Os fundamentos da impetração revelam pretensão de revaloração jurídica das respostas elaboradas. A própria banca examinadora apresentou justificativas técnicas individualizadas para manutenção da nota, afirmando:
ausência de enfrentamento específico do fundamento exigido (item 7);
falta de contextualização adequada da extrapolação da jornada semanal de 44 horas (item 8);
utilização de premissa jurídica incompatível com o caso concreto quanto ao art. 467 da CLT (item 10);
interpretação incorreta do art. 791-A da CLT (item 11). [
Ainda que o impetrante discorde das conclusões da banca, a análise dos argumentos exige incursão sobre o mérito técnico da correção, providência que, em regra, é vedada ao Poder Judiciário.
Nesse sentido, é firme o entendimento no sentido de que não compete ao Poder Judiciário atuar em substituição às bancas examinadoras, apreciando critérios de formulação de questões, correções de provas e outros.
Se por um lado não é cabível a interferência judicial para alterar os critérios utilizados pela banca examinadora na correção das questões da prova, bem como o acerto do gabarito oficial, por outro não se pode permitir que os parâmetros de correção fixados, que vinculam a banca examinadora, deixem de ser observados na correção das provas, impondo a intervenção do Poder Judiciário para rechaçar tal ilegalidade.
Deve ser ressaltado que o exame levado a efeito pelo Poder Judiciário deve ser exclusivamente de legalidade, já que não se pode assumir o exercício que compete exclusivamente à Banca Examinadora sobre a análise da resposta conferida à questão de prova. As bases da avaliação, sua motivação, são casos de mérito administrativo, vedado a este Poder a interferência, sob pena, inclusive, de ofensa ao princípio da isonomia, já que os critérios de correção combatidos foram observados, em princípio, na correção dos exames de todos os outros candidatos.

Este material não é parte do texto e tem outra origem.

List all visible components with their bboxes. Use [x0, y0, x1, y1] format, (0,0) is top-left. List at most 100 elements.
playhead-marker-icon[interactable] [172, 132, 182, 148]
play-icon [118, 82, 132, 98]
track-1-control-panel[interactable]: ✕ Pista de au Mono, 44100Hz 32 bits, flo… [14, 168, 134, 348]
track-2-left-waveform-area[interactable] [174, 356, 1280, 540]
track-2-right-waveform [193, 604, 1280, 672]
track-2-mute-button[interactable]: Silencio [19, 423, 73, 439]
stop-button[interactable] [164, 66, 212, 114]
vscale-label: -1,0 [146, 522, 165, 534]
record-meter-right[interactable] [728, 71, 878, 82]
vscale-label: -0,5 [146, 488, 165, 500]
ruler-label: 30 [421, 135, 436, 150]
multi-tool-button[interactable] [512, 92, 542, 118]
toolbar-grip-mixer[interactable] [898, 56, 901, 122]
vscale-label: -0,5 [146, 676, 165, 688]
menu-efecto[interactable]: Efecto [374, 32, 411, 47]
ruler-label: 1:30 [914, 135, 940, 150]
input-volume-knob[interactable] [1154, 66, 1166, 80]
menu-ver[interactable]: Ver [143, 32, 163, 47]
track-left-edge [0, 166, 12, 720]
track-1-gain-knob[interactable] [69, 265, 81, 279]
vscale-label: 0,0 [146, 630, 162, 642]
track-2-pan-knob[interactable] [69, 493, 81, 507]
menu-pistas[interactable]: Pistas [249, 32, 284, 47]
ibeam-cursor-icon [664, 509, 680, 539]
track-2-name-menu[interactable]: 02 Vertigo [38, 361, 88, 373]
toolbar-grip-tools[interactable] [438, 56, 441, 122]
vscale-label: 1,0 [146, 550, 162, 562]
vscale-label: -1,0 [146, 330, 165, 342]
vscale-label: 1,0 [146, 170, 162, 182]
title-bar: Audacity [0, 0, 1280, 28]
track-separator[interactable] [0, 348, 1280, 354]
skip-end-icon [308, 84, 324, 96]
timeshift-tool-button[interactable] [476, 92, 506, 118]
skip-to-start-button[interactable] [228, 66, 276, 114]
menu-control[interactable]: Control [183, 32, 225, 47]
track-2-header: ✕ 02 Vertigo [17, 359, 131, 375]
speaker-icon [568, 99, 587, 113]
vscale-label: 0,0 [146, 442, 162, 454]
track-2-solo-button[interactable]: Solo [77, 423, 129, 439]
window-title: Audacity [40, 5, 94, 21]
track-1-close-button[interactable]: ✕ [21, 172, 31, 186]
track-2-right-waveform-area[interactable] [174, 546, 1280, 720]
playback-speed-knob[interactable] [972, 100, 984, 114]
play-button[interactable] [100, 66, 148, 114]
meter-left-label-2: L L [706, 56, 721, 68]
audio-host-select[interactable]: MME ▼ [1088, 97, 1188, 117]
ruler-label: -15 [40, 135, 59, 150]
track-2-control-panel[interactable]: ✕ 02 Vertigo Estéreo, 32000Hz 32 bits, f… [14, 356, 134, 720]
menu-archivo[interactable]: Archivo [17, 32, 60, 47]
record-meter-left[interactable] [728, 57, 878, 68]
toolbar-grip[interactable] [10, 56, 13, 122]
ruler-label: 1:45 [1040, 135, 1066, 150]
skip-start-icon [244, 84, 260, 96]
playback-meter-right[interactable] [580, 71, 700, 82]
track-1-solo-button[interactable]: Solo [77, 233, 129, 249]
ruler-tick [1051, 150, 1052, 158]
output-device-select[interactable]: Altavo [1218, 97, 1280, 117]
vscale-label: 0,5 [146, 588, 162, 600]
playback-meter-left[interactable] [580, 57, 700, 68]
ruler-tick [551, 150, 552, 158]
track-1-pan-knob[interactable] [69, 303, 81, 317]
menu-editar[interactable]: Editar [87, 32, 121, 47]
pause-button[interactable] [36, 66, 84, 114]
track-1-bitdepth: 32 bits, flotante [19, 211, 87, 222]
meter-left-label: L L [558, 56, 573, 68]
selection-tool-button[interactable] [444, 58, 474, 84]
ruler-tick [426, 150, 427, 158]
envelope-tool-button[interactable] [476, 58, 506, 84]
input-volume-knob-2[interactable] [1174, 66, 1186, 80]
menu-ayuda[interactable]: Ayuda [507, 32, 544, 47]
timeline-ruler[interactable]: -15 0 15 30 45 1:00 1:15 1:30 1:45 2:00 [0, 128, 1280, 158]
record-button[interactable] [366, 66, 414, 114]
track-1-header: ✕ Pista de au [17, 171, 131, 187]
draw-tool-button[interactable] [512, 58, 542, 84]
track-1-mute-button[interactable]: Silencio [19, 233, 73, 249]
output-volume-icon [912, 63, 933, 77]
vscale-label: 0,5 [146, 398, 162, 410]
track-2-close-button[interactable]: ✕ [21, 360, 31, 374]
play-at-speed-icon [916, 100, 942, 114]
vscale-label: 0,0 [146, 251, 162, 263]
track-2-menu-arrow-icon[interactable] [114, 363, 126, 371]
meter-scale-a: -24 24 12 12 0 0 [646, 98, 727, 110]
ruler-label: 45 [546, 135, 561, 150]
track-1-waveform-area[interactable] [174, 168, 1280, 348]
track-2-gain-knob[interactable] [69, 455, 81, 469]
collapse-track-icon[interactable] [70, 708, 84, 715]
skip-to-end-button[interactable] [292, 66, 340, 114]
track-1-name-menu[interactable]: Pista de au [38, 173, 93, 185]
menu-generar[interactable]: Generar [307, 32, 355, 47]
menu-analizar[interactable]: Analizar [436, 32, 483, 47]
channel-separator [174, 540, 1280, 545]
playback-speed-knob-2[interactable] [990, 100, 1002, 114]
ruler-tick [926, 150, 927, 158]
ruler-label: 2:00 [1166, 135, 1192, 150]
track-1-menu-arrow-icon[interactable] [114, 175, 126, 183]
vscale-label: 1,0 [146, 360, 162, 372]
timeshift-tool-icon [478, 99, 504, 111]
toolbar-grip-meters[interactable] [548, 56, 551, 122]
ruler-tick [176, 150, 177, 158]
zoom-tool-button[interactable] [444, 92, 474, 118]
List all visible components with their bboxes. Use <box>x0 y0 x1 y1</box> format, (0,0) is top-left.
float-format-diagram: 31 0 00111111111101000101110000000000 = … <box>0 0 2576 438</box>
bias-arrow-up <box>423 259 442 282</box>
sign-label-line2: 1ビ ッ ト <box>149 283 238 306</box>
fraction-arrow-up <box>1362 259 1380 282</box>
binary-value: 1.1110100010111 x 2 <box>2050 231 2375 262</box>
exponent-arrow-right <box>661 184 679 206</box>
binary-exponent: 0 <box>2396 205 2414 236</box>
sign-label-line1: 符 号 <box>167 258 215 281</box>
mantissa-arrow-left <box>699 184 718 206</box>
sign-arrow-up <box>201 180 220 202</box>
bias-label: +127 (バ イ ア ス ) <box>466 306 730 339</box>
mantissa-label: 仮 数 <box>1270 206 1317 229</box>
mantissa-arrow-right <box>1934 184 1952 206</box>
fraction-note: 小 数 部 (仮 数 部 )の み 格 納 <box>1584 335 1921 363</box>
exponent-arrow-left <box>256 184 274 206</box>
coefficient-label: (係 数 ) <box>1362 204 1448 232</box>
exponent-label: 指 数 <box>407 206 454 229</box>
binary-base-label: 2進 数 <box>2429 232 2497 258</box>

Nesse sentido é o entendimento do colendo Superior Tribunal de Justiça e também dos Tribunais pátrios.
(STJ - AgRg no RMS: 29039 DF2009/0045554-0, Relator: Ministro MARCO AURÉLIO BELLIZZE, Data deJulgamento: 25/09/2012, T5 - QUINTA TURMA, Data de Publicação: DJe 02/10/2012).
(TRF-4 - AG:50271141520164040000 5027114-15.2016.4.04.0000, Relator: RICARDO TEIXEIRADO VALLE PEREIRA, Data de Julgamento: 13/09/2016, TERCEIRA TURMA)
Ante o exposto, INDEFIRO o pedido liminar.
Defiro o pedido de justiça gratuita.
Notifique-se a autora coatora para prestar informações no prazo de 10 dias.
Prestadas as informações ou decorrido o prazo para tanto, dê-se vista ao Ministério Público Federal, pelo prazo de 10 (dez) dias.
Cumpra-se. Intime-se. Notifique-se.
Após, autos conclusos para sentença.
Ipatinga/MG, data da assinatura eletrônica.